Aangehouden verdachten van alle misdrijven moeten in de eerste zes uur van hun aanhouding standaard een consult van een advocaat krijgen. Pas na overleg met een advocaat kunnen zij hier afstand van doen. Dat zijn enkele standpunten van de Algemene Raad van de Nederlandse Orde van Advocaten (NOvA) naar aanleiding van het rapport van de Commissie Innovatie Strafrechtadvocatuur.

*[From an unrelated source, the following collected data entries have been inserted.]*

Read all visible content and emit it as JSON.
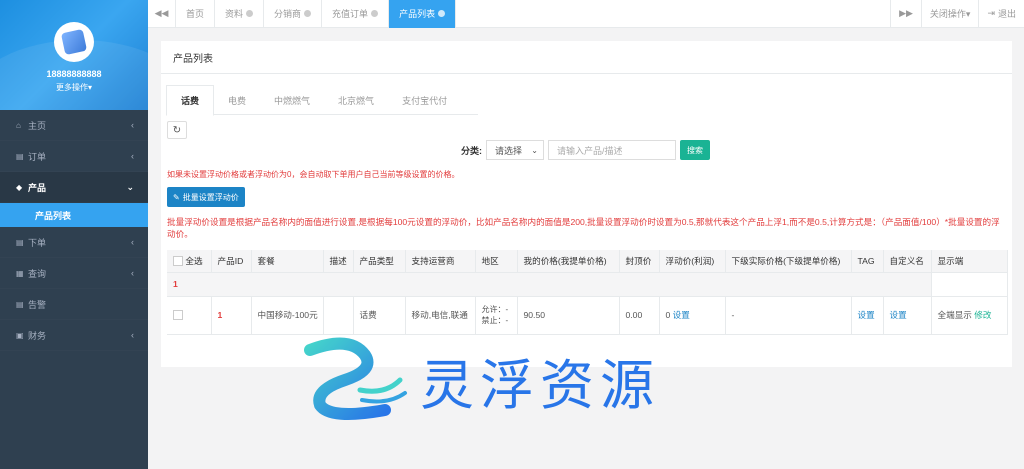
{
  "sidebar": {
    "phone": "18888888888",
    "more": "更多操作▾",
    "items": [
      {
        "label": "主页",
        "icon": "home-icon",
        "glyph": "⌂"
      },
      {
        "label": "订单",
        "icon": "file-icon",
        "glyph": "▤"
      },
      {
        "label": "产品",
        "icon": "cube-icon",
        "glyph": "◆"
      },
      {
        "label": "下单",
        "icon": "file-icon",
        "glyph": "▤"
      },
      {
        "label": "查询",
        "icon": "table-icon",
        "glyph": "▦"
      },
      {
        "label": "告警",
        "icon": "file-icon",
        "glyph": "▤"
      },
      {
        "label": "财务",
        "icon": "money-icon",
        "glyph": "▣"
      }
    ],
    "subitem": "产品列表"
  },
  "topbar": {
    "tabs": [
      "首页",
      "资料",
      "分销商",
      "充值订单",
      "产品列表"
    ],
    "close_ops": "关闭操作▾",
    "logout": "退出"
  },
  "panel": {
    "title": "产品列表",
    "subtabs": [
      "话费",
      "电费",
      "中燃燃气",
      "北京燃气",
      "支付宝代付"
    ],
    "filter_label": "分类:",
    "select_value": "请选择",
    "search_placeholder": "请输入产品/描述",
    "search_btn": "搜索",
    "warn1": "如果未设置浮动价格或者浮动价为0，会自动取下单用户自己当前等级设置的价格。",
    "batch_btn": "批量设置浮动价",
    "warn2": "批量浮动价设置是根据产品名称内的面值进行设置,是根据每100元设置的浮动价，比如产品名称内的面值是200,批量设置浮动价时设置为0.5,那就代表这个产品上浮1,而不是0.5,计算方式是：（产品面值/100）*批量设置的浮动价。"
  },
  "table": {
    "headers": [
      "全选",
      "产品ID",
      "套餐",
      "描述",
      "产品类型",
      "支持运营商",
      "地区",
      "我的价格(我提单价格)",
      "封顶价",
      "浮动价(利润)",
      "下级实际价格(下级提单价格)",
      "TAG",
      "自定义名",
      "显示端"
    ],
    "group": "1",
    "row": {
      "id": "1",
      "package": "中国移动-100元",
      "desc": "",
      "type": "话费",
      "carriers": "移动,电信,联通",
      "region_allow": "允许：-",
      "region_deny": "禁止：-",
      "my_price": "90.50",
      "cap": "0.00",
      "float_value": "0",
      "float_link": "设置",
      "sub_price": "-",
      "tag_link": "设置",
      "custom_link": "设置",
      "display": "全端显示",
      "display_edit": "修改"
    }
  },
  "watermark": {
    "text": "灵浮资源"
  },
  "colors": {
    "sidebar_bg": "#2f4050",
    "accent_blue": "#35a3f0",
    "search_green": "#1ab394",
    "warning_red": "#e23c3c"
  }
}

De NOvA gaat in overleg met de Raad voor Rechtsbijstand en het College van Procureurs-generaal een pilot uitwerken waarbij met de standaard consultaties wordt geëxperimenteerd. Het experiment zal waarschijnlijk in Utrecht en Rotterdam van start gaan. Het is niet bekend wanneer de pilot begint.
Consult
Verdachten van een ernstig misdrijf, met een gevangenisstraf van zes jaar of meer, moeten volgens de AR in ieder geval een consult krijgen gedurende de eerste uren van het strafproces. Verdachten van een minder ernstig misdrijf moeten volgens het bestuur van de Orde in ieder geval de keuze krijgen zich door een advocaat te laten bijstaan. Voor personen die worden verdacht van een minder ernstige overtreding (categorie C-zaak) laat de AR in het midden in hoeverre zij in het begin van hun proces rechtsbijstand moeten kunnen krijgen. De AR is bovendien van mening dat er een rol is weggelegd voor advocaten in ZSM-procedures. Over de informatiepositie van advocaten in deze versnelde procedures is de Orde in gesprek met het OM. Na de zomer wordt hierover meer duidelijkheid verwacht.
Videoverbinding
Een deel van de gesprekken tussen verdachten en advocaten wil de AR via een videoverbinding tot stand laten komen. Verdachten van ernstige misdrijven met een gevangenisstraf van zes jaar of meer moeten volgens de AR echter een face-to-face consult krijgen. Ook in zaken met minderjarige verdachten wordt niet standaard met een videoverbinding gewerkt.
Extra rechtsvraag
In het advies richtte de Commissie Innovatie Strafrechtadvocatuur zich op oplossingen voor extra vraag naar advocaten in de voorfase van het strafproces. Oorzaak van die toegenomen vraag zijn de Salduz-uitspraak, de uitwerking daarop voor de ZSM-aanpak en de Europese richtlijn die verplicht stelt dat ook meerderjarige verdachten recht krijgen op bijstand tijdens politieverhoor.
‘Waardevol’
‘Voor de Orde is het rapport van de commissie zeer waardevol,’ zegt AR-lid Jan Leliveld. ‘Er zijn thema’s waar de AR een andere afslag heeft genomen, maar het rapport heeft aanleiding gegeven tot discussie rondom de inrichting van de rechtsbijstand in de voorfase van het strafproces. Op die manier heeft het op mooie wijze geholpen bij de gedachtevorming.’